Well-known techniques for detecting traces of explosives for security purposes include mass spectrometry and x-ray detection; an active area of research is the use of terahertz radiation (see Laser Focus World, April 2003, p. S10; and November 2004, p. 52). In addition, optical methods exist that are based on fluorescence, photoluminescence (PL), and other phenomena. Researchers at the University of Florida (Gainesville, FL) have discovered that many of the most widely used explosive substances share a common PL peak; the discovery opens the door to a particularly simple PL-based approach.1
Rolf Hummel and his colleagues tested common explosives, including TNT, nitroglycerin, HMX, PETN, RDX, and Tetryl, and found that, while their long-range PL spectra may vary, they all contained a peak at 705 nm (top). The researchers first used a 25-mW HeCd laser emitting at 325 nm as the excitation source, and a monochromator, fused-silica lenses, and a photomultiplier tube in the detection setup. Some TNT dissolved in a solvent was spread on segments of a clean silicon wafer and dried. Other explosives, also in solution, were deposited on other chips in a similar manner.
Tests on the solvents, as well as on various common nonexplosive substances, showed no 705-nm peak, with the exception of a weak positive result in paint thinner (bottom). Because the explosives contained no taggants, the PL peaks stemmed from the explosives themselves.

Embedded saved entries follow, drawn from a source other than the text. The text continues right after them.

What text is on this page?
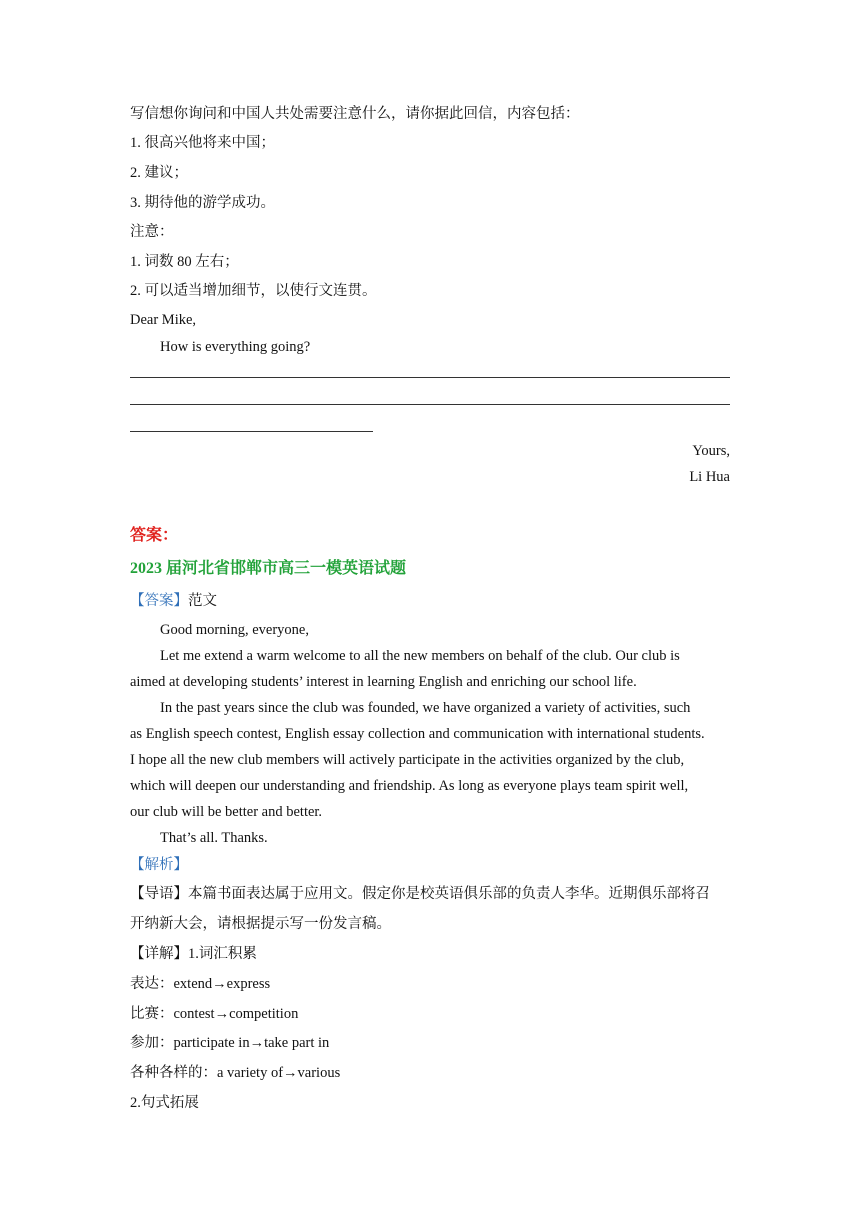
写信想你询问和中国人共处需要注意什么，请你据此回信，内容包括：
1. 很高兴他将来中国；
2. 建议；
3. 期待他的游学成功。
注意：
1. 词数 80 左右；
2. 可以适当增加细节，以使行文连贯。
Dear Mike,
How is everything going?
Yours,
Li Hua
答案：
2023 届河北省邯郸市高三一模英语试题
【答案】范文
Good morning, everyone,
Let me extend a warm welcome to all the new members on behalf of the club. Our club is
aimed at developing students’ interest in learning English and enriching our school life.
In the past years since the club was founded, we have organized a variety of activities, such
as English speech contest, English essay collection and communication with international students.
I hope all the new club members will actively participate in the activities organized by the club,
which will deepen our understanding and friendship. As long as everyone plays team spirit well,
our club will be better and better.
That’s all. Thanks.
【解析】
【导语】本篇书面表达属于应用文。假定你是校英语俱乐部的负责人李华。近期俱乐部将召
开纳新大会，请根据提示写一份发言稿。
【详解】1.词汇积累
表达：extend→express
比赛：contest→competition
参加：participate in→take part in
各种各样的：a variety of→various
2.句式拓展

The researchers did not confine themselves to the use of a HeCd laser. “The type of laser is not important as long as it emits in the blue to green range,” says Hummel. “We are also using a 532-nm-emitting laser pointer, which is inexpensive. We’ve also used a blue argon-ion laser. All work.” Light-emitting diodes are another possibility, he adds.
The technique is potentially inexpensive, fast, and portable. To simplify the setup, the researchers want to replace the monochromator with two detectors having narrowband optical filters of 690 and 705 nm, respectively. A ratio of the detectors’ outputs provides information on whether the 705-nm peak is present or absent.
The researchers believe the PL peak arises from the existence of two or more nitrogen dioxide groups in the molecular structure of the explosive, either associated with ring structures or otherwise, producing 705-nm emission from interband transitions between certain excited bands and the ground state. The initial setup has a sensitivity in the parts-per-million range, a level that Hummel believes can be improved.
REFERENCE
- To be published in Applied Optics.